1. Referring to the equation Var(P) = b2 Var(S) + Var(e), the venture capitalist can calculate Var(e) to understand the uncertainty that is attributable to the exchange rate uncertainty.
True or FALSE?
2. Referring to the equation Var(P) = b2 Var(S) + Var(e), the venture capitalist can calculate b2 Var(S) to understand the part of the uncertainty that is independent of exchange rate movements.
TRUE OR FALSE?
3. Referring to the equation Var(P) = b2 Var(S) + Var(e), the venture capitalist can calculate Var(e) to understand the part of the uncertainty that can be eliminated via hedging.
TRUE OR FALSE?
4. Referring to the equation Var(P) = b2 Var(S) + Var(e), the venture capitalist can Reduce Var (P) to zero via appropriate hedging.
TRUE OR FALSE?
For equation Var(P) = b2 Var(S) + Var(e),
b2 Var(S) represents the part of the variability of the dollar value of the asset that is related to random changes in the exchange rate.
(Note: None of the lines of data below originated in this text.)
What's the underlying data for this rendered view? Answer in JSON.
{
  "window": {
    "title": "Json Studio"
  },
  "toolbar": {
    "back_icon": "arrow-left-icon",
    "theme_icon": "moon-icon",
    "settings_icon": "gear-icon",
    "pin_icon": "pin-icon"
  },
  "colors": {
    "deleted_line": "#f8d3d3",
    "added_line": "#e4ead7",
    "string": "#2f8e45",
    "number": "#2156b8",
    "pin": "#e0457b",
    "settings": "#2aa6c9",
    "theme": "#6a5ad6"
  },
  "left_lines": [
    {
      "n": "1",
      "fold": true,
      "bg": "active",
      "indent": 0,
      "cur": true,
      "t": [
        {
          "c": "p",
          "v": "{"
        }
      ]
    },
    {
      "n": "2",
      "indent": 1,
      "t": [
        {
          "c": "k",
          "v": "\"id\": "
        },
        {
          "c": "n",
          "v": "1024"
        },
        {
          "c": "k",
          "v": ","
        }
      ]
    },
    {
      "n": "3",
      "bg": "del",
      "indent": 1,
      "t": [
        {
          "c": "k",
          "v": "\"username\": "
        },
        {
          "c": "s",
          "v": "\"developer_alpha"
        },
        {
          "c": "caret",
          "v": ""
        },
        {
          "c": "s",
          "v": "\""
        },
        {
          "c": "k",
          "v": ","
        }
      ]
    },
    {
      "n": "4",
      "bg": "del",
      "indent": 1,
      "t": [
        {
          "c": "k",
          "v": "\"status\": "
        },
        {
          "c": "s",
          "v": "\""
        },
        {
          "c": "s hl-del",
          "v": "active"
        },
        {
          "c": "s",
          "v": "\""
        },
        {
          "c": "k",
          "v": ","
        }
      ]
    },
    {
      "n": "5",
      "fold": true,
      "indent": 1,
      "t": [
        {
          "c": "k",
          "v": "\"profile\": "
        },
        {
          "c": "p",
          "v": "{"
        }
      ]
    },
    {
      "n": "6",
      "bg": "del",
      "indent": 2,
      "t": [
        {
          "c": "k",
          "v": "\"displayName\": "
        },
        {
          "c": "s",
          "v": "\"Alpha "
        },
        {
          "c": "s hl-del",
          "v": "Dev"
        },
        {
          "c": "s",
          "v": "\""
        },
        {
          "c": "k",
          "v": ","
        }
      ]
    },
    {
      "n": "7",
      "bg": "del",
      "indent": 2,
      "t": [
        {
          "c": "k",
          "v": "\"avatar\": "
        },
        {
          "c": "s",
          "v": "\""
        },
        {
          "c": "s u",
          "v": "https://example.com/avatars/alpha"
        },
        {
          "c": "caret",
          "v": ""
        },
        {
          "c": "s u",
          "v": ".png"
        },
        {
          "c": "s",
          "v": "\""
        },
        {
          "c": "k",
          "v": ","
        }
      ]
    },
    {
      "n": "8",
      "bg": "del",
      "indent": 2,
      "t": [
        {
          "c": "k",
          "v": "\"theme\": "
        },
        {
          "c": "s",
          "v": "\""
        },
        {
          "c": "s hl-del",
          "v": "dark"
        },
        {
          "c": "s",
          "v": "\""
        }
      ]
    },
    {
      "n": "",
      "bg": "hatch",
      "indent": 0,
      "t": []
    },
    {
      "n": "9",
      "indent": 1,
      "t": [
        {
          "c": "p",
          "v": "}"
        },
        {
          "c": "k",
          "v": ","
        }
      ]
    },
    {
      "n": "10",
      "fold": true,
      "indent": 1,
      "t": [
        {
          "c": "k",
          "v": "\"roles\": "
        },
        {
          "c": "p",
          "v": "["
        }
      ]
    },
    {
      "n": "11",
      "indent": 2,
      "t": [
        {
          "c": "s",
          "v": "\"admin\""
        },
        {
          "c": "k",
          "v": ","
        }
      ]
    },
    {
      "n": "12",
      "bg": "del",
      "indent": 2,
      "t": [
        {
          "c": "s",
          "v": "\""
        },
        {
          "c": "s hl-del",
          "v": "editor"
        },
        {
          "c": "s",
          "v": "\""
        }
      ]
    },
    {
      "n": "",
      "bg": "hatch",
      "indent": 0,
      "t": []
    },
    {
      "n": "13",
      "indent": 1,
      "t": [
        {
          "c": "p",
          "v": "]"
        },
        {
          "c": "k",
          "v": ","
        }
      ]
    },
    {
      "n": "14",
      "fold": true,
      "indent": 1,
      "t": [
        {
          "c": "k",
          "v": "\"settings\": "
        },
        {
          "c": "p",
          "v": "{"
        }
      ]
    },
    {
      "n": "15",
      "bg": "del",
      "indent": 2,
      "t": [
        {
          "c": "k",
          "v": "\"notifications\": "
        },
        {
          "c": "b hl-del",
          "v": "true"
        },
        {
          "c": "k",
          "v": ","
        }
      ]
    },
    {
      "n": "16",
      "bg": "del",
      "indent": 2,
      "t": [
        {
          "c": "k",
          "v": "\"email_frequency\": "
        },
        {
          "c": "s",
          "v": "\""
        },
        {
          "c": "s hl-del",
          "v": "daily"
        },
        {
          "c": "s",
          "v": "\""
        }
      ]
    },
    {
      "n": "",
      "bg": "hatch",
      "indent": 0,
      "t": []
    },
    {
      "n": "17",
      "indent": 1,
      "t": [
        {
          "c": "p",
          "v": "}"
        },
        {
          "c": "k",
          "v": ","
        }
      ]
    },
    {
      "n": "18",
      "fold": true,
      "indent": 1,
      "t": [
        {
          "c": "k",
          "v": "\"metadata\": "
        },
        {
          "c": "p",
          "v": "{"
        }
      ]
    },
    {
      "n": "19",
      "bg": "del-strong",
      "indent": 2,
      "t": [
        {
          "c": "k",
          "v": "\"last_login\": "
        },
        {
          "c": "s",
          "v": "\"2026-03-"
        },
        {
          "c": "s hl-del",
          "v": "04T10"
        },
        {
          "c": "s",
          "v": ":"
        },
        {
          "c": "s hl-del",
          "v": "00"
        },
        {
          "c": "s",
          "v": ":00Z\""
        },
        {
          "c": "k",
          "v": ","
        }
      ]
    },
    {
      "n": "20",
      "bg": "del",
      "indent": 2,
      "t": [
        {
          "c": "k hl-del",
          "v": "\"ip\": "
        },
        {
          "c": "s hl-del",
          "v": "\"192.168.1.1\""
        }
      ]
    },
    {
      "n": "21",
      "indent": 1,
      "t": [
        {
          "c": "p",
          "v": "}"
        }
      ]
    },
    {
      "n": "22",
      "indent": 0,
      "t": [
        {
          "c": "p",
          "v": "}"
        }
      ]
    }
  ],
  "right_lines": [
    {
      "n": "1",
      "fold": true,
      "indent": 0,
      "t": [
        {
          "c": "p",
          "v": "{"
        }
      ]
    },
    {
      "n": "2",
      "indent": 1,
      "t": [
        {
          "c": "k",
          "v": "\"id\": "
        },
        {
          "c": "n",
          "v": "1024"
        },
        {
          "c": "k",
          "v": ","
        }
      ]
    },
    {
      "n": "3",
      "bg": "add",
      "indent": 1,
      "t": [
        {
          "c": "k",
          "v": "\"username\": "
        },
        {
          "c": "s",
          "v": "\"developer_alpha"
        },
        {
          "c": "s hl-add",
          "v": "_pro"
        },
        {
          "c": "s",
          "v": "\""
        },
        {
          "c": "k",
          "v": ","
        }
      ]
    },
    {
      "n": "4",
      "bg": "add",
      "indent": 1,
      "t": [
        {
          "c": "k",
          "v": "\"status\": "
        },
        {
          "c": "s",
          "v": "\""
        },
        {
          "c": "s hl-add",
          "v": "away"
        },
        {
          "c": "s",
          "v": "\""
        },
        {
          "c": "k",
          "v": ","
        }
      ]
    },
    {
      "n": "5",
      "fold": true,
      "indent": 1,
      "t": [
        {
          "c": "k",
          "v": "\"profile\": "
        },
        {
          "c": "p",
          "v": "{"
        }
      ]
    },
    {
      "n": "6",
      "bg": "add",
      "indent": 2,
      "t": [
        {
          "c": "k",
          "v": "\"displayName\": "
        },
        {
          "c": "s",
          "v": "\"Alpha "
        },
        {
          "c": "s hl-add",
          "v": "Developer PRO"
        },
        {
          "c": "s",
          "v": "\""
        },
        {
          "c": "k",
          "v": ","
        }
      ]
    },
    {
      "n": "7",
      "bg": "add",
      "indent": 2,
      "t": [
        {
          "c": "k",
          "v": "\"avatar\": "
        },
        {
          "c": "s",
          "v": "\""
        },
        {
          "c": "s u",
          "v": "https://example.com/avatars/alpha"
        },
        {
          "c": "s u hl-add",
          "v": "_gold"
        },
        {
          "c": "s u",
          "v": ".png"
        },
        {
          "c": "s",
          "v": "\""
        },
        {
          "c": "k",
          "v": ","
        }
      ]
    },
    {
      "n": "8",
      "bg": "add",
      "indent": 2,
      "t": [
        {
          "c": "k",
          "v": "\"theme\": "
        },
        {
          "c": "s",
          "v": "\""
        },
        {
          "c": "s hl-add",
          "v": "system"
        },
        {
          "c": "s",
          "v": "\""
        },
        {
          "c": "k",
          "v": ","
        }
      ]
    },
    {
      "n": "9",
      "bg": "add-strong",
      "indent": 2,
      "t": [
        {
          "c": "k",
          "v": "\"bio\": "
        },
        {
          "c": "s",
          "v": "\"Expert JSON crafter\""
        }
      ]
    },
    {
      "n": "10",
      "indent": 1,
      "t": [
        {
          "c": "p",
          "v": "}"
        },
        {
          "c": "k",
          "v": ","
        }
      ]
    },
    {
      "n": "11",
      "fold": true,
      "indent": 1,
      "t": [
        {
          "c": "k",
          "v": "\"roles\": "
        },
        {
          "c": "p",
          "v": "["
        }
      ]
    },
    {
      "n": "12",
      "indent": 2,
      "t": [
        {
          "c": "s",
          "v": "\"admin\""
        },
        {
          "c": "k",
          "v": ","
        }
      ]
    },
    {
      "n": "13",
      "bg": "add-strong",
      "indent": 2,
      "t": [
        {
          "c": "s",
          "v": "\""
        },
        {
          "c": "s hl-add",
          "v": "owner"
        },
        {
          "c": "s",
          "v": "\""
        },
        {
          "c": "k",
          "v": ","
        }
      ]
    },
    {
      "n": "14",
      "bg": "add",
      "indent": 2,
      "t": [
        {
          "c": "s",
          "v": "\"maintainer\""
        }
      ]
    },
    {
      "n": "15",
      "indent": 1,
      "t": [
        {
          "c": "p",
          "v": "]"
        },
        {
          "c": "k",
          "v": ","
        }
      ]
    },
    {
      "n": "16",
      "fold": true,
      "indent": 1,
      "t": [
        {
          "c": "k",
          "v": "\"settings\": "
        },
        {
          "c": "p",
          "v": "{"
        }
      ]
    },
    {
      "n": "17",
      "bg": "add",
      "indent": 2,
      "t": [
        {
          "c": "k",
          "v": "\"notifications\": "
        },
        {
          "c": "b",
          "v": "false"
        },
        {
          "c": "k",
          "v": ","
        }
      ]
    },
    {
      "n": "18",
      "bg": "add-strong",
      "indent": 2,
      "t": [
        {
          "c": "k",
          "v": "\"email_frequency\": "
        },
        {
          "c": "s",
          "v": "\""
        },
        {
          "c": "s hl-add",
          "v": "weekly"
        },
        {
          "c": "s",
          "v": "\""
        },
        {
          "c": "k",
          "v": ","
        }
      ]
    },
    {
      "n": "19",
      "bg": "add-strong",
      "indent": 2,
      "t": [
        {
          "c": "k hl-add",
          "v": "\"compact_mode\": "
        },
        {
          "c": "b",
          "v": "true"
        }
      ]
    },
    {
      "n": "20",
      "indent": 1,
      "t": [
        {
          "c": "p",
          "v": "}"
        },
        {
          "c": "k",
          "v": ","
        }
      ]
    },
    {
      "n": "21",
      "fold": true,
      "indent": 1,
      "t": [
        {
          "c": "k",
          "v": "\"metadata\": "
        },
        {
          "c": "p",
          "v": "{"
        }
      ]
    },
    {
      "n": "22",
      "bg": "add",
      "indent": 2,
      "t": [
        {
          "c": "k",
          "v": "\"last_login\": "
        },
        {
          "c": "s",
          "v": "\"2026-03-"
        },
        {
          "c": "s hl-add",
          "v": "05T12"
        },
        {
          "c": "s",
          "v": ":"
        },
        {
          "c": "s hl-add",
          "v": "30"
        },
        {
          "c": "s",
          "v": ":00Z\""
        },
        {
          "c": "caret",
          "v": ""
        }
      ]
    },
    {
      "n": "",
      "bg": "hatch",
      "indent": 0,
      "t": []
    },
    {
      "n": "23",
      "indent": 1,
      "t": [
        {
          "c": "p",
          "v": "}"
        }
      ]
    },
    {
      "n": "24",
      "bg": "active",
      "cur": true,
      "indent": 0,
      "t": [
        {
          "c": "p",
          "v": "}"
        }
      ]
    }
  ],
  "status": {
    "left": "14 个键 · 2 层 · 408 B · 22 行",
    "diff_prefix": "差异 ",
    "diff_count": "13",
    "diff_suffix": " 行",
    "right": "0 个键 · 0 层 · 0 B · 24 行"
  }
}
Var(e) represents the residual part of the dollar value variability that is independent of exchange rate movements.
So
1) answer FALSE
2) answer FALSE
3) answer FALSE
As Var(e) represents variability that is independent of exchange rate movements, its determination wouldnot help to find how to hedge an asset.
Instead b2 Var(S) will help to understand the part of the uncertainty that can be eliminated via hedging.
4) answer TRUE
if Var(e) = 0 and b2 Var(S) can be made 0 with help of proper heding then Var (P) will reduce to zero.